# DA Polisher Loan?



## dunfyguy (May 25, 2009)

hi folks

anyone in dunfermline/fife got a DA i could loan for a day/afternoon to test it out on my pug 207?

thanks


----------



## Grawschbags (Apr 15, 2010)

Are you just looking to try one before you buy?


----------



## dunfyguy (May 25, 2009)

yeh grawschbags


----------



## Grawschbags (Apr 15, 2010)

You're welcome to come through to Bathgate and give mine a whirl if that's all you're looking for.

I wouldn't want to just loan it out to someone I don't know though.


----------



## dunfyguy (May 25, 2009)

yeh fully appreciate that, where in bathgate are u?


----------



## Grawschbags (Apr 15, 2010)

I'm just outside Bathgate in Blackburn mate (the home of SuBo). More folk have heard of Bathgate. 
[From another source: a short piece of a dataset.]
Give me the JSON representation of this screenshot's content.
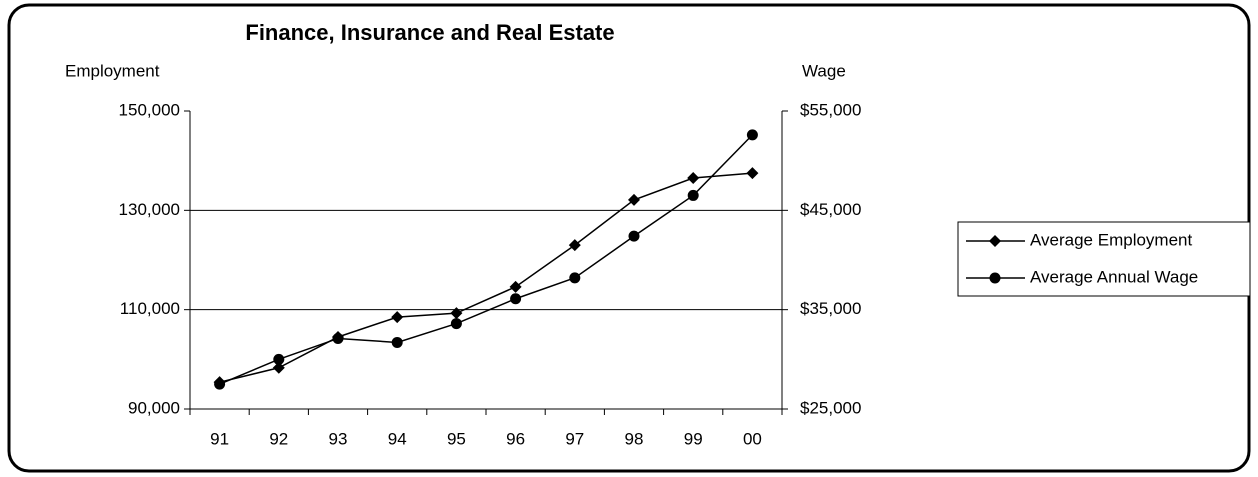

I don't have a garage though so it would have to be a reasonably nice day.


----------



## Ravinder (Jul 24, 2009)

I can lend you mine as long as I can learn as well. It's new and not used yet! And I'm only 10 minutes from you.


----------



## dunfyguy (May 25, 2009)

what one u got ravinder?


----------



## Ravinder (Jul 24, 2009)

DAS Pro.


----------



## dunfyguy (May 25, 2009)

that offer of a loan still going ravinder? u got any pads as well?


----------



## Ravinder (Jul 24, 2009)

Yes mate. I have a few pads, yes. I haven't used my DA yet or pads obviously so it's all brand new! I was gonna give it a go on the Rover in about 3 weeks when I had some time off work but you can have a go if you like. I don't mind seeing it in action! Were you at the recent Fife meet?


----------



## darren1229 (Jun 8, 2012)

Ravinder said:


> Yes mate. I have a few pads, yes. I haven't used my DA yet or pads obviously so it's all brand new! I was gonna give it a go on the Rover in about 3 weeks when I had some time off work but you can have a go if you like. I don't mind seeing it in action! Were you at the recent Fife meet?


any luck using the new DA?


----------



## Ravinder (Jul 24, 2009)

Not used it yet! Never have time. Work constantly but I'm off soon so will give it a go then.


----------